5 / Veglia funebre sulla Linea Circolare

Una donna in topless sta seduta in un vagone della metropolitana e mangia qualcosa di simile all'insalata Olivier, posando davanti a una telecamera. In primo piano, una tavola imbandita alla quale sono seduti uomini e donne: tutti stanno mangiando e bevendo proprio lì, nel vagone ferroviario. Qualcuna recita una poesia, altri cantano una canzone al suono di una chitarra. Anche agli ospiti appena arrivati vengono serviti cibo e bevande. 

A un certo punto, uno dei presenti dice: “Grazie, abbiamo fatto il giro della linea circolare” (in riferimento alla linea della metro che circonda il centro di Mosca). Tutti si preparano a scendere dal treno, lasciando il tavolo all'interno della carrozza.

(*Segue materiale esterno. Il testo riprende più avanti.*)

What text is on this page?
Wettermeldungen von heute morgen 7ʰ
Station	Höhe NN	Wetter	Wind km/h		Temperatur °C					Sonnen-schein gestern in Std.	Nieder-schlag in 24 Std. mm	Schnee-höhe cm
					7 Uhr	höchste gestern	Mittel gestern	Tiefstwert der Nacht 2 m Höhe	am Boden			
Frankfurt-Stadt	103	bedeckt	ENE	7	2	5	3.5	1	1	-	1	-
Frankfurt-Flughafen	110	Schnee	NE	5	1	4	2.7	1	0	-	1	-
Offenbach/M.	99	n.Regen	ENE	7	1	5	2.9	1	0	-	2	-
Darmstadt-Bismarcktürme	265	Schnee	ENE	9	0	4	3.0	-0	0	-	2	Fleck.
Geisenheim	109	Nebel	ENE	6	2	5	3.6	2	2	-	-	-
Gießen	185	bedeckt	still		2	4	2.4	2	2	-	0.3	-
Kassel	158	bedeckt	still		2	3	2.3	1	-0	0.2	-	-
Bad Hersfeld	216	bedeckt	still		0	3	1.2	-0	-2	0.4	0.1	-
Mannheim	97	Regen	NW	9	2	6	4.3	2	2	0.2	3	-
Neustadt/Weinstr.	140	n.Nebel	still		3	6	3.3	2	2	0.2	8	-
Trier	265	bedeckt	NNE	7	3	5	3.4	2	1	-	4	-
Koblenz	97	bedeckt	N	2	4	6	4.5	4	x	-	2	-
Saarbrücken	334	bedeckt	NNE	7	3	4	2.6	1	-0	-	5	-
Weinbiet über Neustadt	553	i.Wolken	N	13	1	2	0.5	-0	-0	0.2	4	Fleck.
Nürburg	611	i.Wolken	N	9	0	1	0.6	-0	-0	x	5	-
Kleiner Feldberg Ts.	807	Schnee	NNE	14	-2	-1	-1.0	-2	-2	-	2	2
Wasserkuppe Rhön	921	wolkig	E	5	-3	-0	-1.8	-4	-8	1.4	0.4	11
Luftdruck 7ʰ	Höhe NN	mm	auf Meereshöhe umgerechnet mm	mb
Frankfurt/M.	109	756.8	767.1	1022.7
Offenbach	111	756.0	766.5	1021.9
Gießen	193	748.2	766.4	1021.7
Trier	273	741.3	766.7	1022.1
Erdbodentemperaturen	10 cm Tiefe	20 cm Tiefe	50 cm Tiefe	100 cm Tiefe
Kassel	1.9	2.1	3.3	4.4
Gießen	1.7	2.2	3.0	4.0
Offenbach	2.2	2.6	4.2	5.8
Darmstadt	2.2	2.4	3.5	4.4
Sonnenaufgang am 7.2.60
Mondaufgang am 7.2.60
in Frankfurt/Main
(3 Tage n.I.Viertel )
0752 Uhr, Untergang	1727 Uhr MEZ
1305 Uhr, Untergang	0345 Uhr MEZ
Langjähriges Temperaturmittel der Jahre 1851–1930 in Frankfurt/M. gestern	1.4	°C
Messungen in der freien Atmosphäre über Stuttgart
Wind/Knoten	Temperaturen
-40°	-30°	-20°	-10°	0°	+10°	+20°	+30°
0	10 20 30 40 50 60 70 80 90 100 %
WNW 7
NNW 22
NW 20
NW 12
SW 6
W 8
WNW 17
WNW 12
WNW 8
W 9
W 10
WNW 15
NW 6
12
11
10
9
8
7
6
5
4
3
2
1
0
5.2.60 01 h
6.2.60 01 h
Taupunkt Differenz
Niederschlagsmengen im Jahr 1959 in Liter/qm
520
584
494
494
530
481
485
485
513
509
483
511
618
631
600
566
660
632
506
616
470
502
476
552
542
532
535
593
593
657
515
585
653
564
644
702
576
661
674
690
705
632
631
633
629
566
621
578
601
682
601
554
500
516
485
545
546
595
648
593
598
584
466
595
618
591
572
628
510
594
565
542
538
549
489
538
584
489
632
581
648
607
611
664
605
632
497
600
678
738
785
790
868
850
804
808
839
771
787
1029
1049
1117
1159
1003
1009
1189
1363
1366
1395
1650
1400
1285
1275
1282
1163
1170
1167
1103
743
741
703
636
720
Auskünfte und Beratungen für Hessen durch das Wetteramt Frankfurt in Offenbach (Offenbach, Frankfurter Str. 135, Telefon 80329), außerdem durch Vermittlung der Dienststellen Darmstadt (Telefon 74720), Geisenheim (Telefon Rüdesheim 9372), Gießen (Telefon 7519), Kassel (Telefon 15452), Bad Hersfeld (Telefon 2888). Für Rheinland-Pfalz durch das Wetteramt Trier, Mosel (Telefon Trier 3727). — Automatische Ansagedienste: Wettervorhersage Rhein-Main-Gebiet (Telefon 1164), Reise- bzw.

“Non prendiamo il tavolo? Non esiste che io vada senza!”, dice una delle donne. Ma non ha il tempo di finire la frase che le porte si richiudono e il treno riparte con tutto quel ben di Dio servito.

Questa curiosa cerimonia è stata organizzata nella notte tra il 24 e il 25 agosto 2007 dal gruppo artistico Vojnà (Guerra) 40 giorni dopo la morte dello scrittore e poeta russo Dmitrij Prigov. Gli artisti della performance hanno percorso in suo onore la Linea Circolare della metro di Mosca. Durante la sua vita, Prigov aveva ottenuto la fama proprio attraverso la messa in scena di performance curiose e controverse: durante una delle quali, ad esempio, ha cercato di insegnare a un gatto a pronunciare il nome del paese. 

“Prima della partenza, ci siamo chiesti quante stazioni avremmo attraversato prima che la polizia ci prendesse. Incredibilmente, non un solo poliziotto è entrato nella nostra carrozza, e questo nonostante il fatto che tutti i vagoni della Linea Circolare siano dotati di telecamere di sorveglianza”, ha detto uno dei partecipanti, Oleg Vorotnikovil, sul blog Plucer.